百葉箱

百葉箱2025年3月号 / 吉川 宏志

2025年3月号

  何もかもめんどくせえなおい蜘蛛よコウネンキって知っているかい
                                北山順子

 勢いのある口語で、更年期の辛さを歌う。蜘蛛に呼びかけているのがユニーク。
 
  灯が一つ崎に消えゆくあと二つ曲ればふるさと闇のなかなり
                             大倉秀己

 第四句で切れると読む。海辺の暗い村に車が近づいてゆく感覚が伝わってくる。
 
  火星から見る夕焼けは青いといふ亡き人は見むその夕焼けを
                             豊島ゆきこ

 想像上の情景が美しく、亡き人への思いがこもる。
 
  屋敷林ある家羨しと思ひしに強盗のまとと今の世はいふ
                           南條暁美

 最近の物騒な社会状況をリアルに捉える。「まと」が効いている。淡々とした結句も巧い。
 
  後ろより影が追い抜きその次に生身の体が追い抜いてゆく
                            杉本文夫

 よくある出来事を抽象化し、スリリングにしている。
 
  かたつむり八手の広葉をわたるのかわたりきるまで吾も蝸牛
                             千村久仁子

 かたつむりを凝視することで一体化するような不思議な感覚。語の反復が効果的だ。
 
 「湯婆婆」の髪形に閉ぢて白芙蓉ほっほっほっほ土にころがる
                             いとう 琳

 『千と千尋の神隠し』の登場人物。ユニークな見立てだ。
 
  病人のおかずの味だと笑いだすとうがん汁はとろとろ煮える
                             堀田万里子

 病院食を思い出したのか。冬瓜はあっさりした味。
 
  貨物車の掻きたる風に鉄粉のにほへり朝の三番線に
                         船岡房公

 列車の鉄の匂いを敏感に捉える。
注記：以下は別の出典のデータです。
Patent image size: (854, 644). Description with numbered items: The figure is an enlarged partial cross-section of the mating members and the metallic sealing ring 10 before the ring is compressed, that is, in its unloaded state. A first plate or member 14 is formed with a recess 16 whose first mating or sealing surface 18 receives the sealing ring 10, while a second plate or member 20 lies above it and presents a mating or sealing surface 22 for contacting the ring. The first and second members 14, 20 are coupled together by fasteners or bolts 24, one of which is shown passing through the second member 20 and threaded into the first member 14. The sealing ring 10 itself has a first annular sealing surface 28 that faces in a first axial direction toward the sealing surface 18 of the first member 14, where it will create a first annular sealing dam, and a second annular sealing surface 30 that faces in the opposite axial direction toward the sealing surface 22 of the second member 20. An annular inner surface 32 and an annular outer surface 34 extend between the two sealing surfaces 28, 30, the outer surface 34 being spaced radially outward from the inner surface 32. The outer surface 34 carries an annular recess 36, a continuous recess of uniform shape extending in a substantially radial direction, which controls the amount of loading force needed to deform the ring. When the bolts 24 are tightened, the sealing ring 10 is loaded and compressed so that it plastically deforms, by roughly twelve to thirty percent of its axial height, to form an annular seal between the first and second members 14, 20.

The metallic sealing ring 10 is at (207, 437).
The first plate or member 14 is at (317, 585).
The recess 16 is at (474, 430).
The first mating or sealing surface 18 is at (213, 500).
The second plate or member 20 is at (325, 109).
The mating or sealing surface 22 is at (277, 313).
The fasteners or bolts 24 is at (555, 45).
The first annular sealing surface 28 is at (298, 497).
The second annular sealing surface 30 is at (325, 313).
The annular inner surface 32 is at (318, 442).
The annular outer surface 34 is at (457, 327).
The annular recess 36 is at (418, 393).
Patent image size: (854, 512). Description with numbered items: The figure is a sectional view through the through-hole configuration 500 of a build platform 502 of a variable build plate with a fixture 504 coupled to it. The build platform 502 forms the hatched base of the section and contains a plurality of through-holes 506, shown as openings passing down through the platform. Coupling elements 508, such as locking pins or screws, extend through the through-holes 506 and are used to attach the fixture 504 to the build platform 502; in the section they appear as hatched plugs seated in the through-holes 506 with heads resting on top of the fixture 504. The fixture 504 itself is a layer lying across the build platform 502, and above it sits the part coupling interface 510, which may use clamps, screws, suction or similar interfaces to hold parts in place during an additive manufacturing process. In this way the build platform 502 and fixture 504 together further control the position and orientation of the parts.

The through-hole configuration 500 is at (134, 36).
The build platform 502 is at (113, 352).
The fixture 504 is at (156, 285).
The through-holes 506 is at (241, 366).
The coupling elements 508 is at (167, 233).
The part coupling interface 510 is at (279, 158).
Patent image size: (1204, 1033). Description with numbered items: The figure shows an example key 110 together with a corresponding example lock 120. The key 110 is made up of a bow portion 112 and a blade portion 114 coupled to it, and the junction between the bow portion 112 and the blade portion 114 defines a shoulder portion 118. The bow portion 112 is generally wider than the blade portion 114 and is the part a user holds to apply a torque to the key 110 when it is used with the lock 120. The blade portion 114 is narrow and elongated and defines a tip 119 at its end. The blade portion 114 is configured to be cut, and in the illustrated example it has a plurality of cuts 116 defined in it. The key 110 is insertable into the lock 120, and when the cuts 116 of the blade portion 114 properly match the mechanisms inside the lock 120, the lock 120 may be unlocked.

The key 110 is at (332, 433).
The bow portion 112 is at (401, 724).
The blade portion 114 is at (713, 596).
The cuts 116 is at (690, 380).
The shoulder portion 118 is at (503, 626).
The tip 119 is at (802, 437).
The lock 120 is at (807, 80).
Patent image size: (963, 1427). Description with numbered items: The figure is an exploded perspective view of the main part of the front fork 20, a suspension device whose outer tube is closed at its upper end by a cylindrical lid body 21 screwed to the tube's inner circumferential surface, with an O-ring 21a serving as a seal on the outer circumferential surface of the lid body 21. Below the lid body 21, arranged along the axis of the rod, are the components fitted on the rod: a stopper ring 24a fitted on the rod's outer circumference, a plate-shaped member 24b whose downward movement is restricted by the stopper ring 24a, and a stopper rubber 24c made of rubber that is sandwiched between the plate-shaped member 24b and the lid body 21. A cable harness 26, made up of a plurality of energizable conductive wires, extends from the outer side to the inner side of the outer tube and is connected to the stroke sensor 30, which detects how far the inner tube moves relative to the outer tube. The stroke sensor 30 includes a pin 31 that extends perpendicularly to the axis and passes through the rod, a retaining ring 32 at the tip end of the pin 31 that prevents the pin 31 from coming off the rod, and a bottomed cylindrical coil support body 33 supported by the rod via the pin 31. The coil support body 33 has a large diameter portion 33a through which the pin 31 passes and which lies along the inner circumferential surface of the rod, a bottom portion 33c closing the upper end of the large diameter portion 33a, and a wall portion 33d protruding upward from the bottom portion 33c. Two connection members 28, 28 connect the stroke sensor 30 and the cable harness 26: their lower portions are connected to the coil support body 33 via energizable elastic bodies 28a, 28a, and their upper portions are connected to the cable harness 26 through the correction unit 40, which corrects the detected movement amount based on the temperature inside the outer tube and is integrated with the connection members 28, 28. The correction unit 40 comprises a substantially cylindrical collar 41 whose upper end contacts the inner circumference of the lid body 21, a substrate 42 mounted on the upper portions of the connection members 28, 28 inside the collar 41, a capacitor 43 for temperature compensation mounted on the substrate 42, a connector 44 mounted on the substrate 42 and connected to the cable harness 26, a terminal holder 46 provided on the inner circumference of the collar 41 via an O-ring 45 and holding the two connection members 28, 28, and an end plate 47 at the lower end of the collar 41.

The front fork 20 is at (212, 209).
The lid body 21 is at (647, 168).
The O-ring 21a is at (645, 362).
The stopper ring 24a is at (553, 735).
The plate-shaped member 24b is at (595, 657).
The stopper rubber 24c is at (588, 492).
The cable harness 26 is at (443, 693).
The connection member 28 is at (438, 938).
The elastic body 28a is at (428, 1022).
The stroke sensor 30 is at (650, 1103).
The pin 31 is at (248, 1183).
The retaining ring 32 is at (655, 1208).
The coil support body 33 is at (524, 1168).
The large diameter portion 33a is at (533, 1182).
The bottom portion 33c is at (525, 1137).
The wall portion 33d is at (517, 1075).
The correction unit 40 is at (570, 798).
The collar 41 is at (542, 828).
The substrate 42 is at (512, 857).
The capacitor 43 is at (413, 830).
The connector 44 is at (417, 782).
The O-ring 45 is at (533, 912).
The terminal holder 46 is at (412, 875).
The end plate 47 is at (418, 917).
「掻きたる」という動詞や、下の句の句割れも印象的。
 
  目尻より幾重の涙痕ありし母ひとさし指のはらにてなぞる
                            小野まなび

 細かな痕跡に触れることで、深い哀感を滲ませた歌。
 
  蝶結び教えてくれた母の指曲がったままで吾に手を振る
                           前橋由起子

 もう紐も結べない指。これも哀切な母の歌である。 
 
  どうしても始めの言葉でつっかえる好きな子のこと聞けば雨音
                              川上美須紀

 まだ幼くて、自分の恋をうまく話せないのである。「雨音」の名詞止めに味わいがある。
 
  肉体のある喜びを確かめる君を抱きしめ君の音聞く
                         大井亜希

 ストレートな恋の歌で迫力がある。結句が魅力的だ。
 
  耳の奥に模型を組み立てるやうな谷川俊太郎の声と詩
                          櫻井ひろ子

 谷川俊太郎の詩の本質をつかんでいる比喩だと思う。
 
  赤児にも指差す先はあそこだとわかる不思議を考えてみる
                            バリボー道子

 読者をハッとさせる問い。それだけで十分面白い。
 
  「方舟の予約をしたく。はい一人、はい一人です。え、一人です」
                               中森温泉

 ノアの方舟は、男女でないと乗れない。「一人」である不安感をユーモラスに歌っている。
 
  郷愁は目が合ふたびに屋内へ隠れてしまふ子どものごとし
                            宮下一志

 不思議な比喩だが、故郷に対する、気恥ずかしさと懐かしさの混じった思いはよく分かる。
 
  踏み切りが小雨を縦に照らしだし心の繊維に気づいた帰り路
                             吾妻亮太

 雨を「縦に照らし」という表現が鮮やか。「心の繊維」も、複雑な内面を感じさせる暗喩だ。
 
  商店街 銀歯のようにシャッターが閉まってそれを滅びと呼んだ
                               椎本阿吽

 衰退する商店街を独特の文体で捉え、映像的なシャープさが生じている。
 
  万華鏡まわした粒のそのうちにわたし一粒まぎれこませる
                            ゆらのあみ

 万華鏡の一粒という自己像が新鮮。豊かな謎がある。